Leading the group are Samir Dutta and Kunal Tangri, co-founders of Farsight, alongside their partner Noah Faro. The MIT-trained computer scientists are developing an AI platform capable of generating complex financial materials—such as investment models, pitch decks, and research summaries—in seconds. Their product has already attracted roughly 30 financial institutions, including major private equity firms and investment banks.
Also featured are Adit Abraham and Raunak Chowdhuri, the duo behind Reducto. Their company, named after a spell from the Harry Potter universe, specializes in processing and interpreting vast amounts of unstructured documents. Reducto has analyzed more than 250 million pages for clients like Airtable and Vanta. The startup has secured over $100 million in funding and reached a valuation of about $600 million as of October.
Finsam Samson, co-founder of Accordance, appears on the list as well. Working with Stanford classmate David Yue, Samson launched the company in 2024 to build an AI system capable of solving complicated tax and accounting issues that traditional software struggles to handle. Accordance has raised more than $13 million in seed funding from leading investors, including Sequoia, General Catalyst, Ventures, and Anthropic.

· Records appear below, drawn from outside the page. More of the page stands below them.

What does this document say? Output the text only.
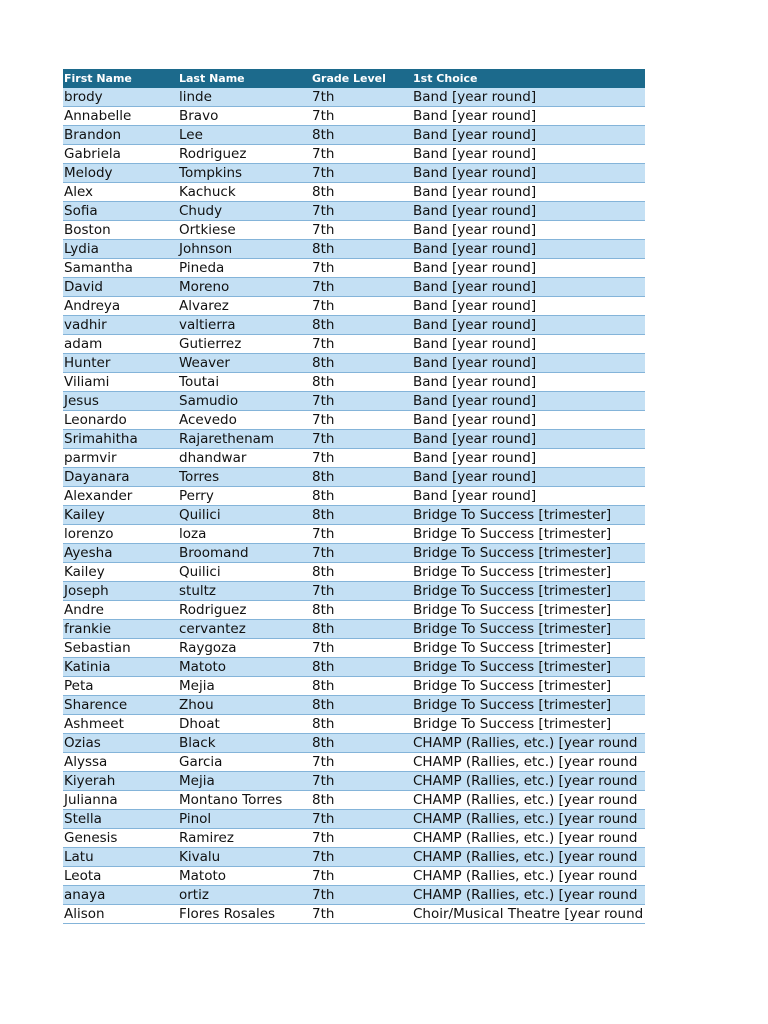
First Name	Last Name	Grade Level	1st Choice
brody	linde	7th	Band [year round]
Annabelle	Bravo	7th	Band [year round]
Brandon	Lee	8th	Band [year round]
Gabriela	Rodriguez	7th	Band [year round]
Melody	Tompkins	7th	Band [year round]
Alex	Kachuck	8th	Band [year round]
Sofia	Chudy	7th	Band [year round]
Boston	Ortkiese	7th	Band [year round]
Lydia	Johnson	8th	Band [year round]
Samantha	Pineda	7th	Band [year round]
David	Moreno	7th	Band [year round]
Andreya	Alvarez	7th	Band [year round]
vadhir	valtierra	8th	Band [year round]
adam	Gutierrez	7th	Band [year round]
Hunter	Weaver	8th	Band [year round]
Viliami	Toutai	8th	Band [year round]
Jesus	Samudio	7th	Band [year round]
Leonardo	Acevedo	7th	Band [year round]
Srimahitha	Rajarethenam	7th	Band [year round]
parmvir	dhandwar	7th	Band [year round]
Dayanara	Torres	8th	Band [year round]
Alexander	Perry	8th	Band [year round]
Kailey	Quilici	8th	Bridge To Success [trimester]
lorenzo	loza	7th	Bridge To Success [trimester]
Ayesha	Broomand	7th	Bridge To Success [trimester]
Kailey	Quilici	8th	Bridge To Success [trimester]
Joseph	stultz	7th	Bridge To Success [trimester]
Andre	Rodriguez	8th	Bridge To Success [trimester]
frankie	cervantez	8th	Bridge To Success [trimester]
Sebastian	Raygoza	7th	Bridge To Success [trimester]
Katinia	Matoto	8th	Bridge To Success [trimester]
Peta	Mejia	8th	Bridge To Success [trimester]
Sharence	Zhou	8th	Bridge To Success [trimester]
Ashmeet	Dhoat	8th	Bridge To Success [trimester]
Ozias	Black	8th	CHAMP (Rallies, etc.) [year round
Alyssa	Garcia	7th	CHAMP (Rallies, etc.) [year round
Kiyerah	Mejia	7th	CHAMP (Rallies, etc.) [year round
Julianna	Montano Torres	8th	CHAMP (Rallies, etc.) [year round
Stella	Pinol	7th	CHAMP (Rallies, etc.) [year round
Genesis	Ramirez	7th	CHAMP (Rallies, etc.) [year round
Latu	Kivalu	7th	CHAMP (Rallies, etc.) [year round
Leota	Matoto	7th	CHAMP (Rallies, etc.) [year round
anaya	ortiz	7th	CHAMP (Rallies, etc.) [year round
Alison	Flores Rosales	7th	Choir/Musical Theatre [year round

Another standout is Advith Chelikani, who co-founded Pylon with Robert Eng and Marty Kausas. Pylon helps B2B teams manage and resolve customer queries across platforms such as Slack, Microsoft Teams, email, in-app messages, and community portals. The platform currently supports over 750 business clients, including Together.ai, Linear, and ElevenLabs.
The list also includes Nikhil Gupta, co-founder of Vapi, which he launched with Jordan Dearsley. Initially conceptualized as an AI therapy tool, Vapi has since evolved into a developer toolkit for creating real-time, voice-enabled AI agents capable of natural, human-like conversations.
Rounding out the Indian-origin cohort is Karun Kaushik, co-founder of Delve, built from an MIT dorm room with Selin Kocalar. Delve began as a medical transcription idea but pivoted to automating compliance operations. The platform helps companies fast-track frameworks like SOC 2 and HIPAA. Delve now serves more than 500 businesses and recently closed a $32 million funding round, pushing its valuation to $300 million.